Beyaz uzun topuklu ayakkabıları, kısa boyunu olabildiğince uzatmıştı. Üzerinde beyaz çiçek desenli, japone diye tabir edilen kısa kollu çok şık bir elbisesi vardı. Aynı şıklıkta beyaz bir şapka takmıştı. Yine aynı renkteki çantası ve büyük camlı güneş gözlükleri, uyumlu fuları, kıyafetinin abartısız aksesuarları olmuştu.

Kasabanın gazete satıcıları Gazeteci Bayram ve Gazeteci Eşref’in dükkânlarının kapısından henüz girmemiş olan Avrupalı moda dergilerinden fırlamış gibiydi.

Kadını ilk kez görenlerin kafaları karışmıştı. “Bu yaşta bu kıyafetle sokağa çıkılır mı “diye düşünenler, kadının etraftan gördüğü” saygı “karşısında, akıllarından geçenleri bir an önce unutmaya çalışıyorlardı.

Bu kadın kasaba için bildik bir şahsiyetti. Zaman zaman oldukça şık, zarif kıyafetleriyle çarşıda görünürdü. Kasabadaki bazı kişilerce emekli olduğu mesleğinden dolayı “Emekli Hemşire Şaziye Hanım” diye tanınırdı.

Bazıları ise ve zarafetinden ve kendine olan güveninden dolayı “Küçük Hanımefendi” olarak bilirlerdi.

Gerçek bir hanımefendi, gerçek bir Cumhuriyet kadınıydı.

Kandilli ’deki hastanede hemşirelik yapmış, oradan emekli olmuştu. Geyikbeli’ndeki sonradan yapılan hastaneden değil de Aşağı Kandilli ’deki hastane ’den emekli olmuştu.

O zamanlar ilk okul ‘da orta okul ’da hastane ’de hatta sinema ’da Aşağı Kandilli’deydi.
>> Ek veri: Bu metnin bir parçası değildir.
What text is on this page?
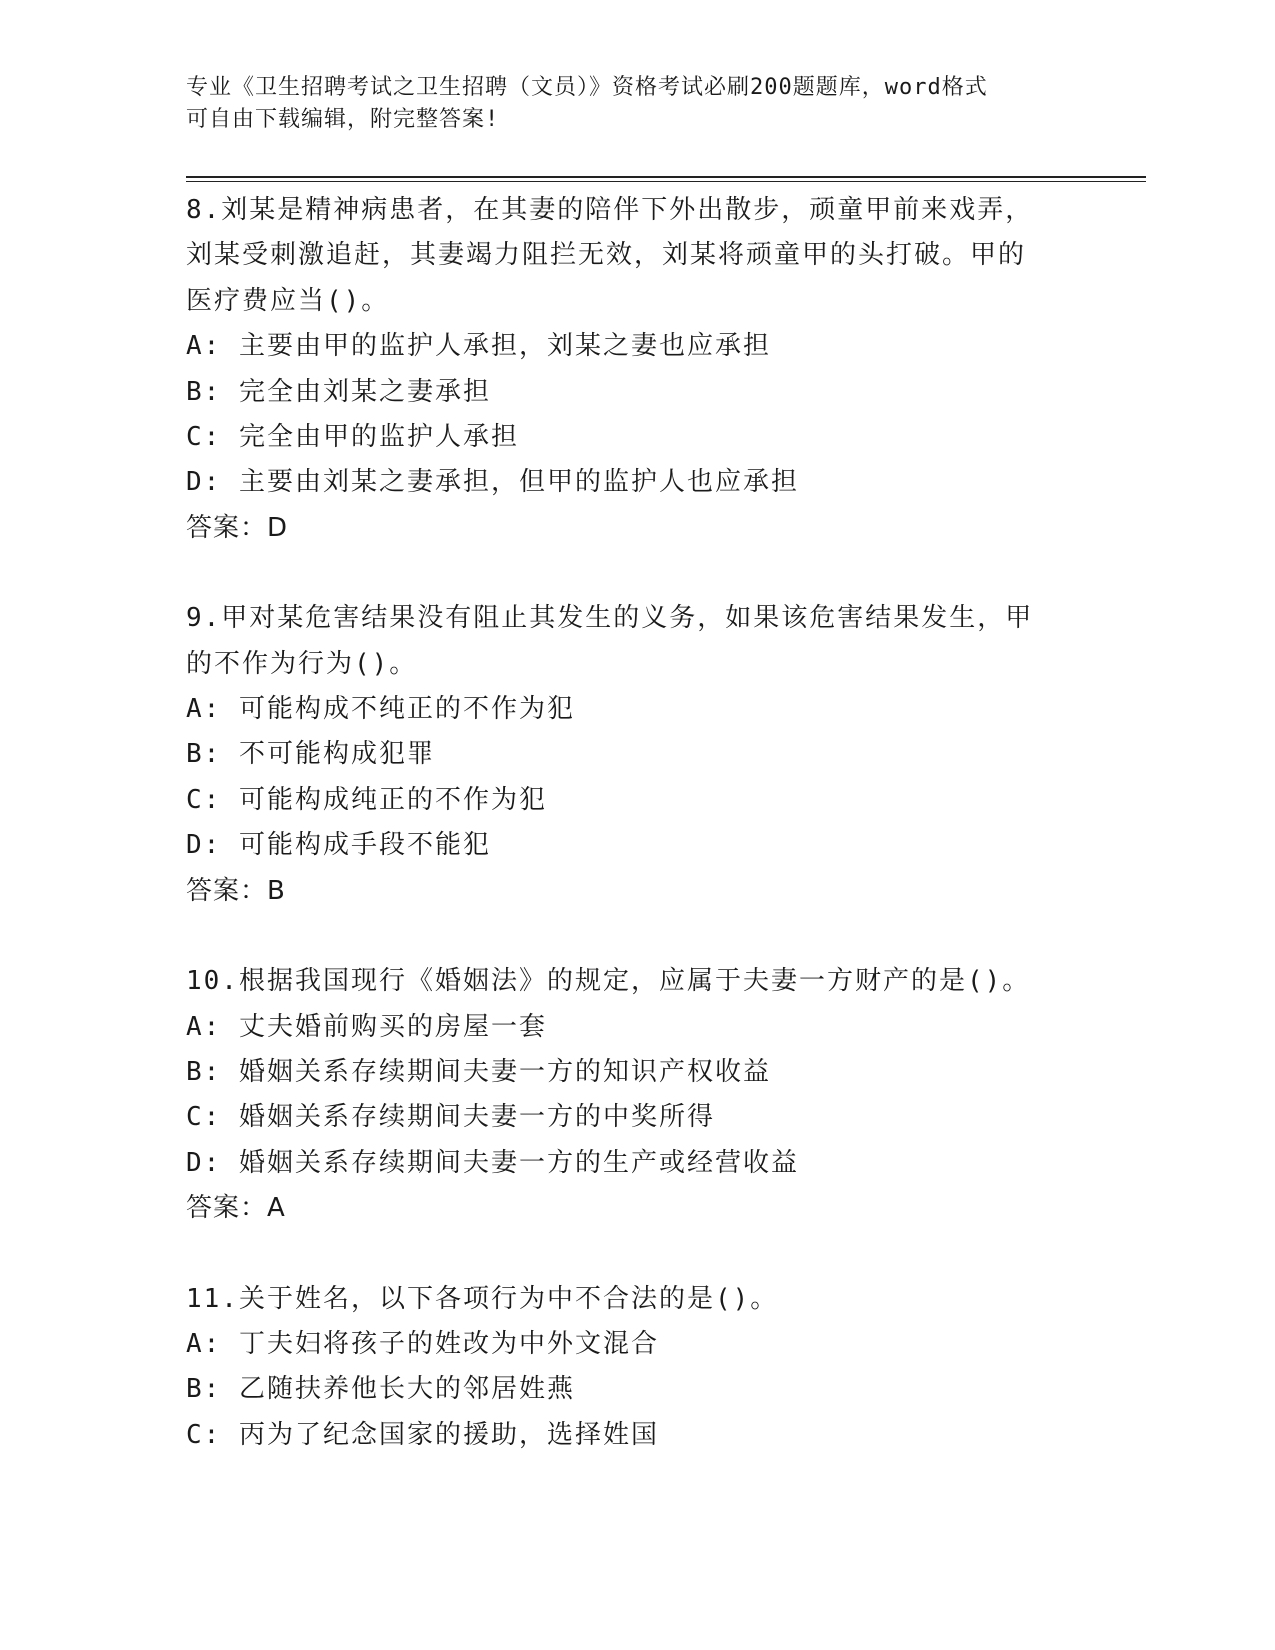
专业《卫生招聘考试之卫生招聘（文员）》资格考试必刷200题题库，word格式
可自由下载编辑，附完整答案!
8.刘某是精神病患者，在其妻的陪伴下外出散步，顽童甲前来戏弄，
刘某受刺激追赶，其妻竭力阻拦无效，刘某将顽童甲的头打破。甲的
医疗费应当()。
A: 主要由甲的监护人承担，刘某之妻也应承担
B: 完全由刘某之妻承担
C: 完全由甲的监护人承担
D: 主要由刘某之妻承担，但甲的监护人也应承担
答案：D
9.甲对某危害结果没有阻止其发生的义务，如果该危害结果发生，甲
的不作为行为()。
A: 可能构成不纯正的不作为犯
B: 不可能构成犯罪
C: 可能构成纯正的不作为犯
D: 可能构成手段不能犯
答案：B
10.根据我国现行《婚姻法》的规定，应属于夫妻一方财产的是()。
A: 丈夫婚前购买的房屋一套
B: 婚姻关系存续期间夫妻一方的知识产权收益
C: 婚姻关系存续期间夫妻一方的中奖所得
D: 婚姻关系存续期间夫妻一方的生产或经营收益
答案：A
11.关于姓名，以下各项行为中不合法的是()。
A: 丁夫妇将孩子的姓改为中外文混合
B: 乙随扶养他长大的邻居姓燕
C: 丙为了纪念国家的援助，选择姓国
Ortaokul’ un Müdürü Köy Enstitüleri denilince akla ilk gelen efsane isimlerden birisi İsmail Sefa Güner’di

Eee eğitimin başında böyle bir isim olunca, hastanede ’de hastalara bakacak hemşireler de doğal olarak, herkes tarafından sevilen, saygı gören, aydın, çağdaş kadınlar oluyordu.

Artık bu insanlar yoklar.

Hastane yok, Okullar yok Sinema yok. Virajdaki o çok güzel bahçesi olan Misafirhane de yok.

 Zaten Aşağı Kandilli ’de yok.

Ormanlar bölgeyi yemiş yutmuş.

Acaba bu insanlar olsalardı, tabiat ’ın bu kadar arsız ve cüretkâr olmasına izin verirler miydi?